Publicado em 30 de julho de 2026 · por Ismael Samuel

Escola no ultramar francês: calendário de matrículas

Mudar-se da França continental para a Martinica, Guadalupe ou Guiana Francesa com filhos levanta uma pergunta que angustia muitas famílias: em que momento matricular as crianças na escola e junto de quem? A boa notícia é que os três territórios pertencem a academias de pleno exercício, com os mesmos programas, os mesmos diplomas e, no geral, o mesmo calendário regulamentar da França continental. A menos boa é que os prazos locais, a disponibilidade de vagas e a logística de uma mudança transatlântica costumam complicar a teoria.

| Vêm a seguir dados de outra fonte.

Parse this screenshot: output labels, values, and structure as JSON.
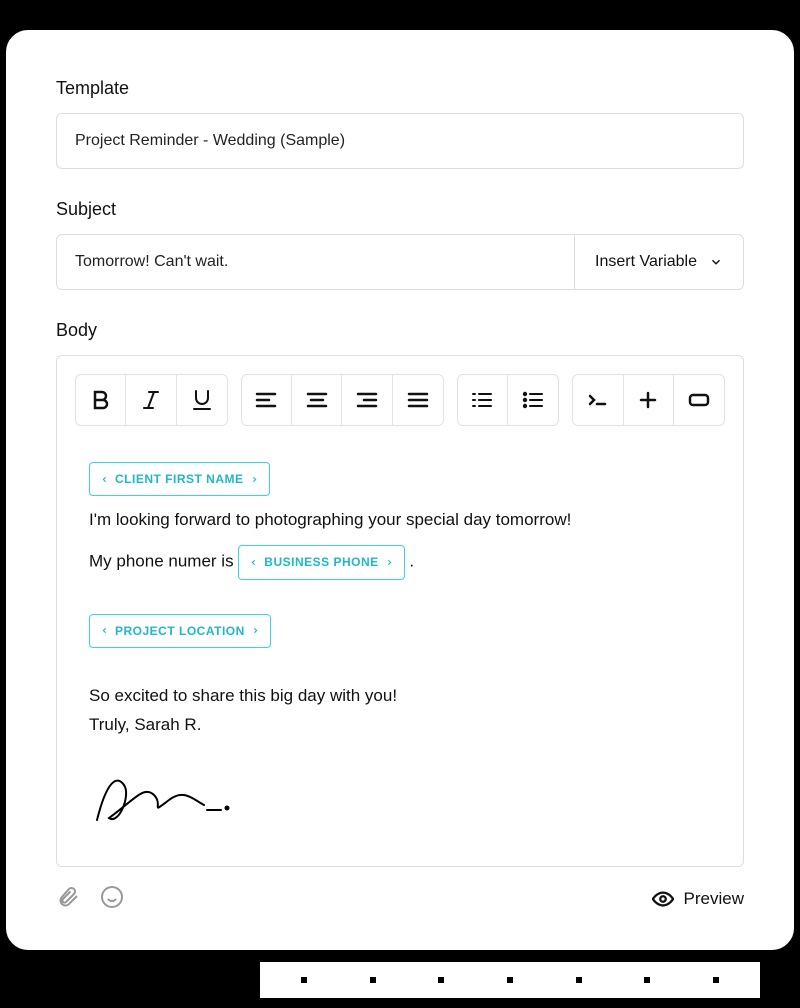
{
  "template": {
    "label": "Template",
    "value": "Project Reminder - Wedding (Sample)"
  },
  "subject": {
    "label": "Subject",
    "value": "Tomorrow! Can't wait.",
    "insert_variable_label": "Insert Variable"
  },
  "body": {
    "label": "Body",
    "content": {
      "var_client_first_name": "CLIENT FIRST NAME",
      "line1": "I'm looking forward to photographing your special day tomorrow!",
      "line2_prefix": "My phone numer is ",
      "var_business_phone": "BUSINESS PHONE",
      "line2_suffix": " .",
      "var_project_location": "PROJECT LOCATION",
      "line3": "So excited to share this big day with you!",
      "line4": "Truly, Sarah R."
    }
  },
  "footer": {
    "preview_label": "Preview"
  }
}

Este artigo faz o balanço, etapa por etapa, das janelas de matrícula do primeiro ao segundo ciclo, dos interlocutores a contactar conforme o município de chegada e dos documentos a preparar antes mesmo de desfazer as malas. As referências de datas e prazos aqui indicadas são indicativas: variam conforme as academias, as prefeituras e o ano letivo. Confirme sempre junto da escola ou da prefeitura em causa.

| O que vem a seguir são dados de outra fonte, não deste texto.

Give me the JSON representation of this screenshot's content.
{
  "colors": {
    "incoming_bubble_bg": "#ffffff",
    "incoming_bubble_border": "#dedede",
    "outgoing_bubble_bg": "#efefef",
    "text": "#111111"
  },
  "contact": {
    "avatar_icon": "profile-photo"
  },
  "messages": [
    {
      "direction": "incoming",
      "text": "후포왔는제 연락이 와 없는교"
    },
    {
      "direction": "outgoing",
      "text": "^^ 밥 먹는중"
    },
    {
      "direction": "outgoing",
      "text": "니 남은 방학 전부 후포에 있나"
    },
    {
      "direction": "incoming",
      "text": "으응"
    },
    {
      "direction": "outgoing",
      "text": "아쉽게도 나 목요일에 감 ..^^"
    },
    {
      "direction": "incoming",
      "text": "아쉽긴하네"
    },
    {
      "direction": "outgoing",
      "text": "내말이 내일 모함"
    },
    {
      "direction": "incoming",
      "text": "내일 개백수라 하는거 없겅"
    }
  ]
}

Compreender a organização escolar no ultramar

Antes de falar de calendário, é preciso saber quem decide o quê. A repartição de competências é a mesma da França continental, o que ajuda a orientar-se.

Quem trata do quê

  • A prefeitura (mairie) trata da matrícula na escola maternal e no ensino primário (primeiro ciclo). É ela que emite o certificado de matrícula e que atribui à criança uma escola segundo o mapa escolar do município.
  • O collège depende do conselho departamental quanto aos edifícios, mas a colocação passa pelos serviços da Direction des services départementaux de l’Éducation nationale (DSDEN) da academia.
  • O lycée depende da região (coletividade territorial única na Martinica e na Guiana Francesa) quanto às instalações, e da academia quanto à colocação.
  • Cada um dos três territórios tem o seu próprio reitorado: academia da Martinica, academia de Guadalupe, academia da Guiana Francesa.

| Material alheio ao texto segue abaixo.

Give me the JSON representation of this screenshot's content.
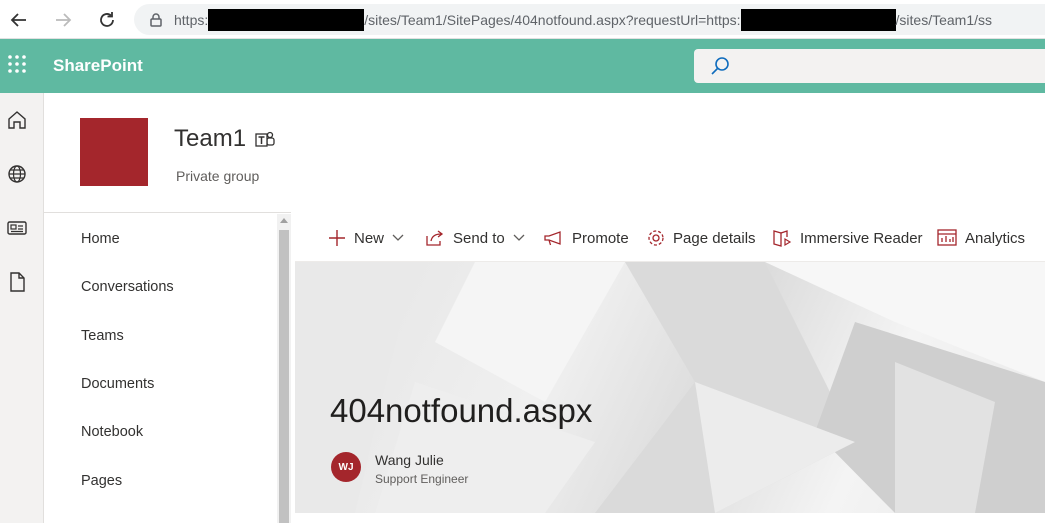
{
  "browser": {
    "url_prefix": "https:",
    "url_middle": "/sites/Team1/SitePages/404notfound.aspx?requestUrl=https:",
    "url_suffix": "/sites/Team1/ss"
  },
  "suitebar": {
    "brand": "SharePoint",
    "color": "#5fb9a1"
  },
  "site": {
    "title": "Team1",
    "subtitle": "Private group",
    "logo_color": "#a4262c"
  },
  "leftnav": {
    "items": [
      {
        "label": "Home"
      },
      {
        "label": "Conversations"
      },
      {
        "label": "Teams"
      },
      {
        "label": "Documents"
      },
      {
        "label": "Notebook"
      },
      {
        "label": "Pages"
      }
    ]
  },
  "commandbar": {
    "new": "New",
    "send_to": "Send to",
    "promote": "Promote",
    "page_details": "Page details",
    "immersive_reader": "Immersive Reader",
    "analytics": "Analytics"
  },
  "page": {
    "title": "404notfound.aspx",
    "author_initials": "WJ",
    "author_name": "Wang Julie",
    "author_role": "Support Engineer"
  },
  "icons": {
    "back": "arrow-left-icon",
    "forward": "arrow-right-icon",
    "reload": "reload-icon",
    "lock": "lock-icon",
    "waffle": "app-launcher-icon",
    "search": "search-icon",
    "rail": [
      "home-icon",
      "globe-icon",
      "news-icon",
      "file-icon"
    ]
  }
}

Uma particularidade guianense

A Guiana Francesa é o território com a demografia escolar mais dinâmica de França: a população é jovem e cresce fortemente, sobretudo no litoral (Cayenne, Matoury, Rémire-Montjoly, Kourou, Saint-Laurent-du-Maroni). Na prática, isso significa que as vagas podem estar disputadas em certos municípios e que antecipar-se é ainda mais importante do que nas Antilhas. A título indicativo, é melhor iniciar os trâmites vários meses antes do início do ano letivo, o quanto antes.

Entrée grillagée de l'école du Bourg de Sainte-Rose en Guadeloupe, avec barrières colorées et panneau d'affichage sous les arbres
Une école publique du Bourg de Sainte-Rose, en Guadeloupe : la scolarisation outre-mer suit le calendrier de l'Éducation nationale, avec ses propres dates d'inscription. — © Enrevseluj (Wikimedia Commons, CC BY-SA 4.0)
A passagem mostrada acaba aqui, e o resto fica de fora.